Mark Spooner | Fairfax Schools Monitor
This article, and several others that will follow, will report on the development and content of two important initiatives for Fairfax County Public Schools (“FCPS”): a new, multi-year Strategic Plan, and a formal Equity Policy. The two are closely related and will operate hand-in-hand in practice. The term “equity” will be defined in the Equity Policy, and “equity” is a central component of the draft Strategic Plan.
The two initiatives are being developed simultaneously, but different administrative teams at FCPS are in charge of them. Strategic planning is being run by the Superintendent’s office; the “equity” process is headed by the Chief Equity Officer. The Superintendent’s office seems to have a broad view of the overall goals of FCPS for the next few years, while the focus of the Equity Office is much narrower.
The most sensible approach would be to have a single planning process, with the concept of “equity” being carefully defined in the Strategic Plan itself. But the idea of a stand-alone equity policy had begun before the new FCPS Superintendent initiated strategic planning when she took office last summer. Large bureaucracies like FCPS often have different teams with different priorities and constituencies. At FCPS, “equity” planning has taken on a life of its own, and the Superintendent has not, at least until now, consolidated it with strategic planning.

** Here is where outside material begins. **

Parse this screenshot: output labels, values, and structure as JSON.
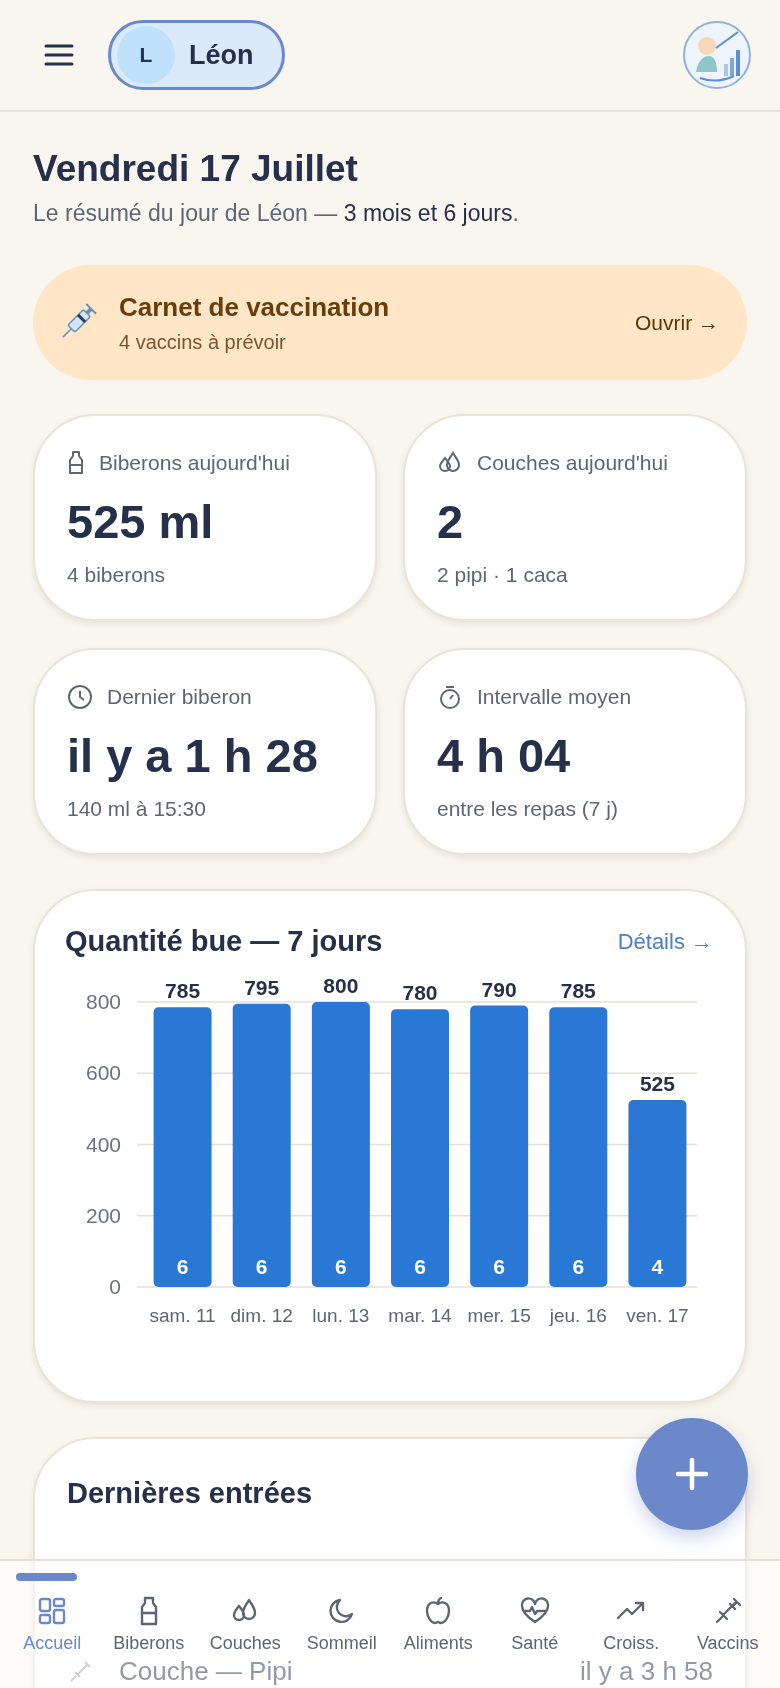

I am a member of a group called the “Core Planning Team” for the Strategic Plan, as well as a member of what’s called the “Equity Policy Steering Committee,” so I have been able to observe what is happening on both fronts. The strategic planning process has been inclusive and collaborative, gathering and synthesizing input from every segment of the community. In contrast, the equity process has been responsive to date almost exclusively to the “equity” advocates in the community. Although the equity team at FCPS has recently scheduled a focus group session with citizens who are concerned about a broad, vague concept of “equity,” the question is whether it is coming too late in the process to have any impact on the equity team’s decisions.
Based on the drafts that have been revealed so far, it appears that the strategic planning team’s concept of “equity” may be focused on providing additional resources in areas where they are needed, such as extra help to students who need it, adding more advanced courses in schools where they aren’t now available, etc. In contrast, the equity team’s working definition is broad and vague, stressing perceived racial injustices, and calling for undefined dismantling of “policies, practices and beliefs that maintain a status quo of marginalization.”
One of these concepts may lead to consensus; the other is a formula for deep division and controversy. The question is whether the concepts will be reconciled, and if so, how.
The next articles in this series will report separately on how the strategic planning process and the equity policy process have developed to date. We will also follow the progress of the two initiatives in the weeks ahead.